With increasing confidence, the landbirds practised their drills. All the while, far off, they could see the seabird ranks circling above the offshore islands and hear the savage chants and haka coming across the sea.

One afternoon, the chanting of the seabirds stopped.

An uneasy silence fell across the Great Forest.

“Well, boys,” Tui said. “I think the time’s come, ready or not. We should expect a dawn attack. Let everyone be in their positions. Is everybody clear on the battle plan? The war party will be at the forefront of the defence against the seabird army. They will engage the seabirds and then —”

At that moment, Hoki’s lesson was interrupted by a flash of sunlight. She shaded her eyes and looked down from the clifftop to Manu Valley below. A car was coming up the valley road. Cora, returning home after her rehearsal.

“And then?” Skylark asked. She didn’t want Hoki to stop telling the story of the war. But the mood was broken.

“We’d better get back home,” Hoki answered. “Your mother will worry about where you are. We’ll resume the story later. And by the way —”

“Yes?”

Hoki looked at the sacred tree. Rebellious, Skylark followed her gaze — and took a step back. For the first time she felt the mana and power of the tree. She saw it with new eyes, glowing, utterly commanding, and she felt she should kneel before it.

“You should never have followed me up here,” Hoki said. “Only a few people know of the tree’s existence.

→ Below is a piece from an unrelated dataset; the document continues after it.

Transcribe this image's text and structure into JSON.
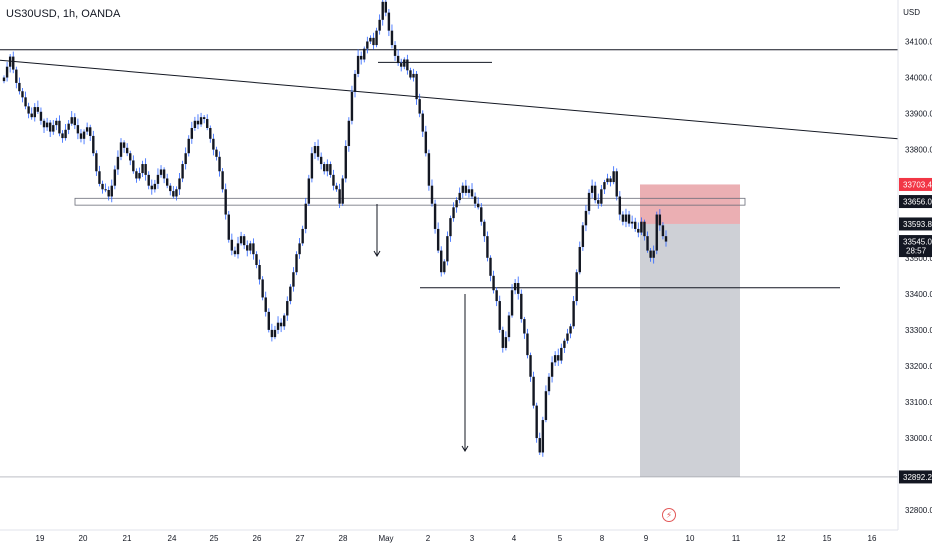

We who have guarded it all these years have a commitment to defend it unto the death. On no account must you come up here without my and Bella’s express permission.”

“You still haven’t told me about the heliacal rising of the planet Venus,” Skylark called as Hoki started her walk back down the track. Did Hoki really think she would let her get away so easily? No way.

Hoki stopped. “I was afraid you would ask me that,” she said. “It’s a special conjunction of the rising of the sun with the appearance of the planet Venus. Only at such conjunctions can extraordinary events beyond human understanding occur. All ancient cultures who watch the skies for new stars, comets and any astronomical disturbances to time and space know this.”